Venezuela é aqui!, não se tenha dúvida.
No STF (Supremo Tribunal Federal), um Ministro acusa o
Procurador Geral da República (PGR). Nas PGR, o pedido ao Supremo para que o
Ministro se considere suspeito de analisar as contas do réu presidente da
República, com quem ele se encontra à noite para planejar jogadas jurídicas. Em
São Paulo, o procurador de Curitiba pavimenta sua futura carreira de advogado
especializado em complience, desancando sua chefe, a Procuradora Geral, pelo
fato de ter aceitado o convite do presidente para uma reunião noturna no
Palácio do Jaburu.
Na baixada, a Policia Militar, responsável por centenas de
assassinatos em maio de 2006, invade reuniões de conselhos de direitos humanos
no campus da Universidade Federal para bradar contra o termo direitos humanos.
No salão de festas do lupanar, o Ministro maneirista vale-se
da visibilidade proporcionada pelo Supremo e pela radicalização da mídia para
se lançar como palestrante de obviedades e de senso comum.

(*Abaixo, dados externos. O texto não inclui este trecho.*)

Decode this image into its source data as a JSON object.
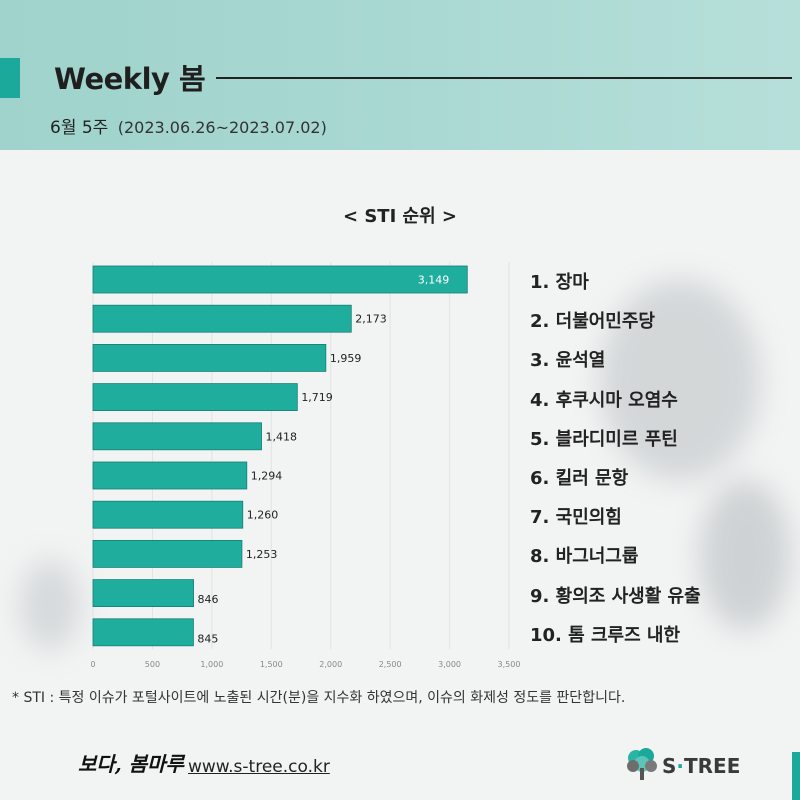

Mais ao sul, o
presidente de Tribunal enaltece a sentença absurda do juiz, mesmo admitindo não
ter analisado o mérito. Enquanto o procurador vingador enche seu cofre com
palestras em que fatura o que a corporação lhe proporcionou. E nada ocorrerá
com eles porque os conselhos de fiscalização restam inertes, emasculados ou
cúmplices do grande bacanal.
Enquanto isto, nas redes sociais, a música do maior lírico
brasileiro é espancada por feministas exaltadas, porque ousou retratar o homem
brasileiro convencional. E tribos selvagens lançam ataques recíprocos contra
seus líderes, seus atletas e cantores. E ganham visibilidade os que conseguem
exercitar melhor o ódio.
E me lembrei de Caetano Velloso sendo vaiado no Festival
Internacional da Canção por uma turba sanguinária e supostamente libertária, os
jovens que enfrentavam a PM nas ruas e proibiam músicas “alienadas” nos palcos,
que eram proibidas de se manifestar nas universidades, e reagiam exercitando a
proibição contra os não alinhados.
A cada dia perpetra-se um estupro contra a Constituição,
contra a civilização, contra os direitos sociais e individuais e até contra
aspectos mais prosaicos de manifestação, o pudor público. Perdeu-se não apenas
o respeito às leis como o próprio pudor e, com ele, o respeito mínimo pelo
país.
Até onde irá essa selvageria? Quando começou essa ópera
dantesca? Foram anos e anos de exercício diuturno do ódio por parte de uma
imprensa tipicamente venezuelana.
Mas, por mais que passem os anos, jamais se apagarão da
minha memória duas cenas catárticas: os aviões trombando com as torres gêmeas
de Nova York, em 2001, e a divulgação de conversas privadas de uma presidente e
um ex-presidente da República pela Rede Globo e, depois, as conversas
familiares dele e sua esposa. Levei um tempo para acreditar no que estava
vendo e ouvindo. Por mais que o país houvesse se rebaixado, por mais abjeta que
tivesse se convertido a mídia brasileira, por mais parcial que fosse, nada
explicava aquela infâmia, produzida por um juiz infame, em uma rede de
televisão infame, ante o silêncio amedrontado do Supremo e do país.
Foi ali, no episódio mais indigno da moderna história
brasileira, que a selvageria abriu as correntes nos dentes, escancarou as
portas das jaulas e invadiu definitivamente o país.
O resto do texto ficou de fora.